I'm planning to build a Java-based system to handle different business processes where each of these is a particular module in the system. Most modules would depend on some of the other modules to handle their particular business process. In other words, top modules would consume some sort of basic services provided by underlying modules. Some modules will be developed from the very beginning, but some will be added to the system later. Next, some modules will expose RESTful interfaces to handle external input / output.
To handle all this, OSGi seems appropriate, but it's a bit difficult to learn with all the different "distributions" out there (Equinox, Felix, etc.) and I'm concerned about the ease of using the Spring framework and other 3rd party libraries within each module (starting with Spring 3.2 the different jars might not come with OSGi manifests).
On top of this, I'd like a central web portal to administer all bundles, thus with each new bundle there will be a new admin section.
Why do you need OSGi? Why not use a Web Server like Tomcat, and deploy your application as a war? You can deploy it on multiple servers in a cluster, and your application can scale on and on.
that's why we developed osgi-less modularity for Spring https://github.com/griddynamics/banshun Your feedback is appreciated!

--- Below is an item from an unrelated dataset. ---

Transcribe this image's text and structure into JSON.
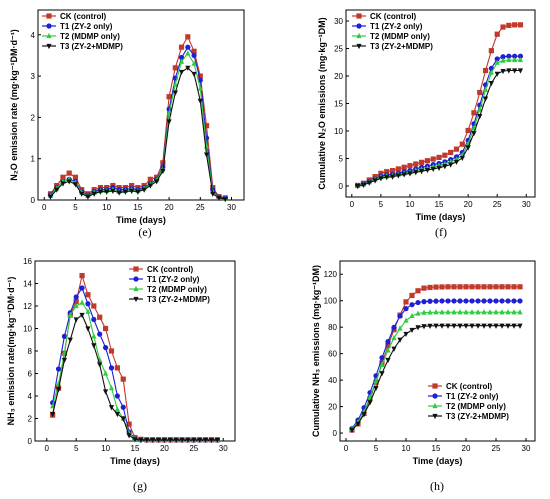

Why do you need Spring? It has become incredibly coupled. And it has a complexity that find quite useless since OSGi applications tend to be built from small components communicating through services; voiding most of the advantages of the Spring wiring model which assumes it is central.
And hard to configure is a strange remark, OSGi is excellent configuration support. It is just different than what you're used to.
Instead of using spring, why not using OSGi Blueprint it'll give you an "easy" transition from Spring to OSGi.